Przez to cały odwet został skierowany na Wydrze. Około 6 tygodni później, z uwagi na donosy, tamtejsza ludność zaangażowana w działalność konspiracyjną, postanowiła ukryć się w lesie. Niemal wszyscy utrzymywali się w znacznym stopniu z leśnictwa, dlatego doskonale potrafili się wspinać na kilkudziesięciometrowe jodły.
Te jodły wtedy były wysokie, to po 25 metrów. Teraz takich drzew nie ma - mówi w filmie pani Wiktoria Wawrzaszek, o której historii jeszcze tu wspomnę.
Pożegnania z rodzinami nie były wyjątkowe, myśleli, że wrócą. Gdy znaleźli się już w lesie, każdy z nich wspiął się na inne drzewo, i przywiązani sznurami czekali na przybycie Niemców. Jeden z mężczyzn z pewnych przyczyn nie podążył za kolegami, być może miał problemy z wejściem, tego dokładnie nie wiadomo. Schronił się prawdopodobnie pod gęstymi krzakami. Gdy oprawcy przybyli do lasu, nie zauważyli żadnego z mężczyzn. Do czasu. Psy tropiące znalazły buty. Nie wiadomo, dlaczego one się tam znalazły, ewidentnie był to przypadek, zapomnienie. Wspomniany mieszkaniec, który obrał inną drogę schronienia, zostawił buty pod drzewem, a skutek tej omyłki miał okrutny finał. Niemcy natychmiast domyślili się całej sytuacji, spojrzeli przez lornetki i zaczęli bezlitosne rozstrzelanie. A trwało to długo, bo nie rozumieli, dlaczego ciała nie spadają.
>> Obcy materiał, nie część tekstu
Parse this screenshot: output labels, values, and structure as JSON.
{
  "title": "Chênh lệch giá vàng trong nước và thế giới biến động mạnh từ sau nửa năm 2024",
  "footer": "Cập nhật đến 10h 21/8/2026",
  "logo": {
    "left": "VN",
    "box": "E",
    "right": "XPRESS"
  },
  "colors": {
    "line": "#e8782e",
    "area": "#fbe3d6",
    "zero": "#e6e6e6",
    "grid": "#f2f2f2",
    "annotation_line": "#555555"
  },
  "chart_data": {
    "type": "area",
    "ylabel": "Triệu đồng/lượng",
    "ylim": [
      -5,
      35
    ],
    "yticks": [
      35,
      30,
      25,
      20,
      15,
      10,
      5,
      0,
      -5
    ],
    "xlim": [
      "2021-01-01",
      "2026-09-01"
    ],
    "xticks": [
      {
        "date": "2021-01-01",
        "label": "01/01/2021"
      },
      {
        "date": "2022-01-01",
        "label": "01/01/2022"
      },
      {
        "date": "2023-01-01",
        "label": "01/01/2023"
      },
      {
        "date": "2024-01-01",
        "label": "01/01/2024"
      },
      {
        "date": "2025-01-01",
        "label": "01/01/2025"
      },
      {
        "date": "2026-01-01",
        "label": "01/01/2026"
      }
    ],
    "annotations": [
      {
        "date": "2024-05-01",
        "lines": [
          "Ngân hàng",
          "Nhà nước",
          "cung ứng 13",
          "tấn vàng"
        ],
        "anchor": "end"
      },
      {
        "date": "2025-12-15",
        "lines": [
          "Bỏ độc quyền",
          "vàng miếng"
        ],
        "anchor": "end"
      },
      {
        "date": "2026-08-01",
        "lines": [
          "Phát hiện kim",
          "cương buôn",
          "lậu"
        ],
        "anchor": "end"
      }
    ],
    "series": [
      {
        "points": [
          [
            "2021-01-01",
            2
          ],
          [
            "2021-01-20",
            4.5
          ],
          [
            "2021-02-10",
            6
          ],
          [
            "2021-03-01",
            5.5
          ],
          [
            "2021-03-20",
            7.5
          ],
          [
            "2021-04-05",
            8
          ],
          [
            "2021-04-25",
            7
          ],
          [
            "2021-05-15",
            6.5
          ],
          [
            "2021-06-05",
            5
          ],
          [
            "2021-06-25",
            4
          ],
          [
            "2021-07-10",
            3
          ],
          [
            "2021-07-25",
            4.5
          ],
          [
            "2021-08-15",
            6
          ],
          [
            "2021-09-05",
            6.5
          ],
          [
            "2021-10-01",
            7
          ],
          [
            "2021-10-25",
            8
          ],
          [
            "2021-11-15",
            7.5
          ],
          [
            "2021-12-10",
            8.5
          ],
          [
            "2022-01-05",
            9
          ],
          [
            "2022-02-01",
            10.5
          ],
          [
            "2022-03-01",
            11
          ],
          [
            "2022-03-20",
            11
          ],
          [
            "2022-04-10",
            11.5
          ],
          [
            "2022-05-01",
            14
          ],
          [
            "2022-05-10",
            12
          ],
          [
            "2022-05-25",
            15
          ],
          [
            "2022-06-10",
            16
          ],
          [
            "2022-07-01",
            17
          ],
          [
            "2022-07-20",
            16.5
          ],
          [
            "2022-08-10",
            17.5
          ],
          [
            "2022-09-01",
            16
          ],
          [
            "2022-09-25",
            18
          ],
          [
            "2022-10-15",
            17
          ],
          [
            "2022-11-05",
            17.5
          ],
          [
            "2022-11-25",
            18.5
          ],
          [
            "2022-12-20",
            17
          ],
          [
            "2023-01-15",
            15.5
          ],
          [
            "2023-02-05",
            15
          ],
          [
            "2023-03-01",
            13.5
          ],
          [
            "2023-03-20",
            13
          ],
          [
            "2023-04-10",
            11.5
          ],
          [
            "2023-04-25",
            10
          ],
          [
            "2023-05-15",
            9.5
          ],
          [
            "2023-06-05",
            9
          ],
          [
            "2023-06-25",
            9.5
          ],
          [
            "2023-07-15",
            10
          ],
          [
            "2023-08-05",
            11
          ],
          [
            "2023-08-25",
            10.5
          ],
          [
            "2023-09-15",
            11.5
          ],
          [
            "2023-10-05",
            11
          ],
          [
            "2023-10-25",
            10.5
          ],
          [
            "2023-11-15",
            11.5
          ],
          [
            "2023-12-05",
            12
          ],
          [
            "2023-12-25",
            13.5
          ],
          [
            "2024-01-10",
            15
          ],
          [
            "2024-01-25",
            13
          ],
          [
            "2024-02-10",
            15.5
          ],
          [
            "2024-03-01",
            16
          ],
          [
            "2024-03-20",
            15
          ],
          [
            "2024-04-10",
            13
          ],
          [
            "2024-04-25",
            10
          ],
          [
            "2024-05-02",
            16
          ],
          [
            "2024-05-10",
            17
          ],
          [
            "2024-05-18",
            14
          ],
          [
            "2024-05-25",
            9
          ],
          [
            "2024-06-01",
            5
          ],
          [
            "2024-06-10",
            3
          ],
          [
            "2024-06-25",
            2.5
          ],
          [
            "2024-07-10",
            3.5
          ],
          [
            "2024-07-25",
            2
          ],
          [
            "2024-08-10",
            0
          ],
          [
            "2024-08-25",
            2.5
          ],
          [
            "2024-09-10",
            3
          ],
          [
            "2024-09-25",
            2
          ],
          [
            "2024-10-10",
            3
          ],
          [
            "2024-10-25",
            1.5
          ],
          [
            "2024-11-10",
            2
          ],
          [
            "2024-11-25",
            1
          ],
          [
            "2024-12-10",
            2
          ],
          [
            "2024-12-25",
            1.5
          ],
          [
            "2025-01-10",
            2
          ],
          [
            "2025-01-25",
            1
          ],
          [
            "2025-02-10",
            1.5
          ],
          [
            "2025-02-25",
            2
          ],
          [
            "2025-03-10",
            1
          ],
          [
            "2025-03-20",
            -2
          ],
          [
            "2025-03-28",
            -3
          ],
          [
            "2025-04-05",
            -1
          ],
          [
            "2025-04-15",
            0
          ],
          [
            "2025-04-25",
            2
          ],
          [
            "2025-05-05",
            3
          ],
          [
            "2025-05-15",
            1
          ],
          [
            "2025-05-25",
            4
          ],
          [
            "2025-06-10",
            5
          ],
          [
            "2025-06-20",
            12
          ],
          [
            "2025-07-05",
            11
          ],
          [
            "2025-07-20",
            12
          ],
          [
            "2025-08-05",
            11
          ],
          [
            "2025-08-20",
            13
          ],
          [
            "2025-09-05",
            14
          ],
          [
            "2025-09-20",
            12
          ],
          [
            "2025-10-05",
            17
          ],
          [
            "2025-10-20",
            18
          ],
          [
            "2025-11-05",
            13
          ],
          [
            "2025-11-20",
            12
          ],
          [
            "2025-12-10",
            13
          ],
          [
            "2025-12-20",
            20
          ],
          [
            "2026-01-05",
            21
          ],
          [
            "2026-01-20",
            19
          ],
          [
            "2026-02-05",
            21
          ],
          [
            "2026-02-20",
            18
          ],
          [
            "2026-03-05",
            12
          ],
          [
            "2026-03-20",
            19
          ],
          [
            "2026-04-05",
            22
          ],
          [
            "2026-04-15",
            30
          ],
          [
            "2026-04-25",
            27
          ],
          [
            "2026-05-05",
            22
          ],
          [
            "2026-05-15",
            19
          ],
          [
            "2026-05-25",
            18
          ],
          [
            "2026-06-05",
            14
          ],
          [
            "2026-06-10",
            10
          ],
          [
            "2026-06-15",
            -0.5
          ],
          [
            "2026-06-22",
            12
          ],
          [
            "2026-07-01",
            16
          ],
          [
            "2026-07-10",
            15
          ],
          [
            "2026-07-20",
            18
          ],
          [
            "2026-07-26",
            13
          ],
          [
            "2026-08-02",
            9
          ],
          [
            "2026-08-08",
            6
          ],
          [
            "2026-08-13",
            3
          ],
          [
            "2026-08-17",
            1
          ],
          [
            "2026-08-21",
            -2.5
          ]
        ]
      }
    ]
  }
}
10- letnia wtedy Wiktoria Wawrzaszek doskonale pamięta te czasy, zginął jej ojciec, a widoki, o których mówi, są wstrząsające Taki z Wydrza - Decowski - to wisiał na gałęzi, na takim korniku, ze Stopyrą z Rakszawy. To tak ich ścieni, że z głowy wylewał się mózg, ja pamiętam, że to wyglądało jak takie malutkie kiszeczki. Człowiek sobie jeszcze wtedy nie uzmysławiał, że tak to wygląda. Babka nieboszczka mnie wtedy jeszcze podprowadziła bliżej. Mężczyzna, który przez nieuwagę zostawił buty, przeżył. Łącznie jednak zginęło 11 osób. Teraz w miejscu ich śmierci znajduje się krzyż, a trochę dalej pomnik upamiętniający. Ile par butów mija te miejsca, nie wiedząc, dlaczego zostały wyszczególnione?
Z panią Agnieszką i panem Wojciechem rozmawiałam jeszcze na temat wiedzy lokalnej historii wśród mieszkańców, zwłaszcza tych młodych. Tak, to nie jest łatwe, aby ocalić to od zapomnienia. Udało nam się, przynajmniej w pewnej części, zatrzymać historię w książce o „Mieszkańcach Rakszawy na starej fotografii”.- mówiąc to, pani Rzepka otwiera i pokazuje mi egzemplarz, o którym mówi- Tutaj są dwie fotografie dotyczące wydarzenia, na temat którego rozmawiamy. Pierwsza mówi o pogrzebie. Mamy tutaj 6 trumien rozstrzelanych mężczyzn. Druga, bardzo wymowna, z kobietami, żonami, matkami tych osób, które poniosły tak tragiczną śmierć. Może właśnie w tej książce, gdy ktoś będzie ją przeglądał, szukał swoich korzeni, natknie się na chociażby te fotografie, być może zacznie myśleć i wertować nad historiami, które tutaj się rozegrały.
Ciężko mi uzmysłowić sobie historie, o których się dowiedziałam. Gdy usłyszałam je pierwszy raz, brzmiały jak powieść, która przecież nie mogła wydarzyć się naprawdę. Zwłaszcza, że związane są z tak malowniczym miejscem, jakim jest Julin. Na zakończenie pragnę dać fragment wypowiedzi pani Wiktorii Wawrzaszek, który mocno mnie poruszył. Mnie, czyli osobę, dla której wojna jest znana tylko z kart historii. Gdy zobaczyliśmy z daleka, że gestapo jechało, to obok były takie krzaczki. Wpadliśmy w te krzaczki, pod te sosny, żeby nas nie było widać. A oni widzieli, że te dzieci idą, puścili serię w powietrzę. A myśmy się tak wystraszyli. Boże, jaki to był strach… jaki to był strach! Żeby się nikt takiego nie doczekał…Były to czasy, żebyście się dzieci nigdy wojny nie doczekały!